Consejos para el viaje a Shanghai

•Las calles de la ciudad están bien rotuladas. Si alguien tiene problemas para orientarse, simplemente, que busque en la esquina el rotulo del nombre de la calle. En la parte inferior, junto al nombre en ingles, se indicaran las direcciones Norte (N) / Sur (S) o Este (E) / Oeste (W), dependiendo de la dirección de la calle. Simplemente, siga estas direcciones hasta llegar a su destino.

•Lleva siempre contigo un bolígrafo y papel. La barrera idiomática es difícil y siempre es de mucha utilidad apuntarse, al menos, la dirección del hotel en el caso de que haya que pedirle a un taxista que vaya. También a la hora de intentar comunicarse con los locales sobre horas, precios y otras cosas que puedan ser explicables sobre el papel. En el regateo, el vendedor suele tener a su lado una calculadora sobre la que se teclea, por lo que no será un grave problema.

•El volumen de trafico es importante, por lo que moverse por la ciudad en taxi, aun siendo barato y fiable, puede llevar bastante mas tiempo del esperado. Si hay una estación de metro cerca, es mejor utilizar este medio de transporte. Cuidado en los cruces. Las bicicletas y motocicletas son muchas y no respetan los semáforos, al igual que muchos coches. Extrema la precaución al cruzar la calle.

•Las distancias de los mapas pueden resultar engañosas. En muchas ocasiones, por ejemplo, dos estaciones de metro están separadas por un gran trecho entre si. Si pensamos que solo hay que caminar una distancia relativamente corta, puede ser que acabemos caminando mucho mas de lo que esperábamos.

•La gente, por lo general, es amable, aunque hay muchas personas que no pueden comunicarse en inglés. Eso si, por la zona de East Nanning Road, hay mucha gente que se acerca a los extranjeros con fines comerciales. Los mas claros, ofrecerán productos falsos o masajes, y se conformaran con una simple negativa; pero hay otros que se acercan al visitante interesándose por su procedencia e intentando entablar conversación aparentemente personal, aunque su objetivo final es llevarle a alguno de los cafés de la zona para que consuma allí.

•Si se va a combinar la visita con Pekín y se pretenden hacer compras en los mercados de imitaciones, es mejor hacerlas en la capital del país, ya que hay mas cantidad de puestos en los mercados de allí y, a la vez, mayor variedad de productos salvo, quizá, en el caso de la ropa hecha a medida.

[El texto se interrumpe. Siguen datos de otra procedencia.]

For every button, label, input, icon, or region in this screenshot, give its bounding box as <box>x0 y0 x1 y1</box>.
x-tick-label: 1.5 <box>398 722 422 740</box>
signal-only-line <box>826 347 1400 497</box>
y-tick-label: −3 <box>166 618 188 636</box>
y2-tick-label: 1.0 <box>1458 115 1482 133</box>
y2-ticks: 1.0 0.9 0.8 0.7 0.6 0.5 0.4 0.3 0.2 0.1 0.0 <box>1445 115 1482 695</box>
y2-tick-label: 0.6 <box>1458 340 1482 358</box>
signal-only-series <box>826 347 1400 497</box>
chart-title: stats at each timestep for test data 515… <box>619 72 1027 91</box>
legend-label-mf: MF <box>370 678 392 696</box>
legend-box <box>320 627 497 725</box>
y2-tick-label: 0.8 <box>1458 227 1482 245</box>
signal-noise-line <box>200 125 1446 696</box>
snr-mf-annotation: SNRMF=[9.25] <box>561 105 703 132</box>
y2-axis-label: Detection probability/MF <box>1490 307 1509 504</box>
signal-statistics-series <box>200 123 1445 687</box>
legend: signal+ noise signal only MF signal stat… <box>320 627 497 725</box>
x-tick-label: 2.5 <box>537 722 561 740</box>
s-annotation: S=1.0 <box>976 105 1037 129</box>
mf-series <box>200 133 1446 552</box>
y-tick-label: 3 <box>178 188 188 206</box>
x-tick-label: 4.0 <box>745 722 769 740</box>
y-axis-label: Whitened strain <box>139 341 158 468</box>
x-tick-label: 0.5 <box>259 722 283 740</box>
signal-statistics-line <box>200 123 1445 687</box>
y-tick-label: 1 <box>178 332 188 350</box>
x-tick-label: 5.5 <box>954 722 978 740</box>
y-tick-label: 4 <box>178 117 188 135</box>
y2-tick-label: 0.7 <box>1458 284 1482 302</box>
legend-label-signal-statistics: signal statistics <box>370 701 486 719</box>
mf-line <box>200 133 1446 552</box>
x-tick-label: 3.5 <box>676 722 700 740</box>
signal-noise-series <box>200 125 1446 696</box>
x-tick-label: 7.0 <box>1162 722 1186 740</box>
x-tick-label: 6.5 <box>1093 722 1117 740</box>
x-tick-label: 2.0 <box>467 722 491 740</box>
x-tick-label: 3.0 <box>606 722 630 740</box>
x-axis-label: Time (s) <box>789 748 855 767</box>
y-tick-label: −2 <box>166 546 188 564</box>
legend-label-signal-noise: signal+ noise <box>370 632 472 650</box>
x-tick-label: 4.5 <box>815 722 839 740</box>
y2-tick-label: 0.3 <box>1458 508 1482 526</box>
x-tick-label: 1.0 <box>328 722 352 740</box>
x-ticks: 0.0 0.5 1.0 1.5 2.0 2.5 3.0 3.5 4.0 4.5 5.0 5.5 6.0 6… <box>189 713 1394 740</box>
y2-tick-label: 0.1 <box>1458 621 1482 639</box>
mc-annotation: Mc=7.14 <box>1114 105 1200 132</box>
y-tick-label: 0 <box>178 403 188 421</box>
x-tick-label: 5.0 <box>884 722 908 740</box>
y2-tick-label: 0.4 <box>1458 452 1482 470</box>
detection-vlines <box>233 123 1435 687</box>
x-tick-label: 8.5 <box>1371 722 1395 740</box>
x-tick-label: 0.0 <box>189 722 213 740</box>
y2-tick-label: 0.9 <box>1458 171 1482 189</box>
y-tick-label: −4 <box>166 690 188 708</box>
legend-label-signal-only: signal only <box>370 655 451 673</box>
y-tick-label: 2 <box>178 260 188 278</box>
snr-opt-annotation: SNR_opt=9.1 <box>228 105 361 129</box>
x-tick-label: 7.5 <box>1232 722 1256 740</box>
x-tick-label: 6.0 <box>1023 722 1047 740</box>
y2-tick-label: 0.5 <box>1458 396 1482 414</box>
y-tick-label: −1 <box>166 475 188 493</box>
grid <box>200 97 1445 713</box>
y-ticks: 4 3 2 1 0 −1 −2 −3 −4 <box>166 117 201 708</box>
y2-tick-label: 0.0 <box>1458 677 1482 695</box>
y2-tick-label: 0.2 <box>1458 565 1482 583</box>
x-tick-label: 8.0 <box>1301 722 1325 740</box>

•Los puestos callejeros de comida son fantásticos y, además, cada uno con su especialidad. Tanto las brochetas, como los fideos, como cualquier otro producto que vendan es un espectáculo como se prepara y lo bien que sabe. Estos puestos, además, pueden resolver cenas a horas intempestivas o en momentos en los que no hay mucho tiempo para sentarse en un restaurante.

•Quizá las subidas a los rascacielos son prescindibles en una visita, pero el crucero del río ofrece unas vistas fantásticas y no debería faltar en el programa de todo visitante.

•Shanghai esta llena de pequeños establecimientos de masajes tanto de pies como de cuerpo entero. Es muy habitual de la ciudad y resultan baratos y muy recomendables, aunque el visitante tiene que tener cierto cuidado de distinguir los muchos centros de masajes de verdad con otros que son tapaderas de negocios de prostitución. La mayor parte de ellos se pueden distinguir a simple vista y con algo de sentido común. Por ejemplo, muchos de ellos tienen a la puerta un rodillo giratorio (al estilo de las peluquerías) con la imagen de un pie o, si se mira por la puerta y aparecen sillones ocupados por gente que recibe masaje o, incluso, vacíos para recibirlo, son señales de que el establecimiento ofrece masajes y nada mas.

•Si no sabes o no has probado nunca a comer con palillos, practica antes de llegar a China. En la inmensa mayoría de restaurantes serán los únicos cubiertos de los que puedas disponer para comer.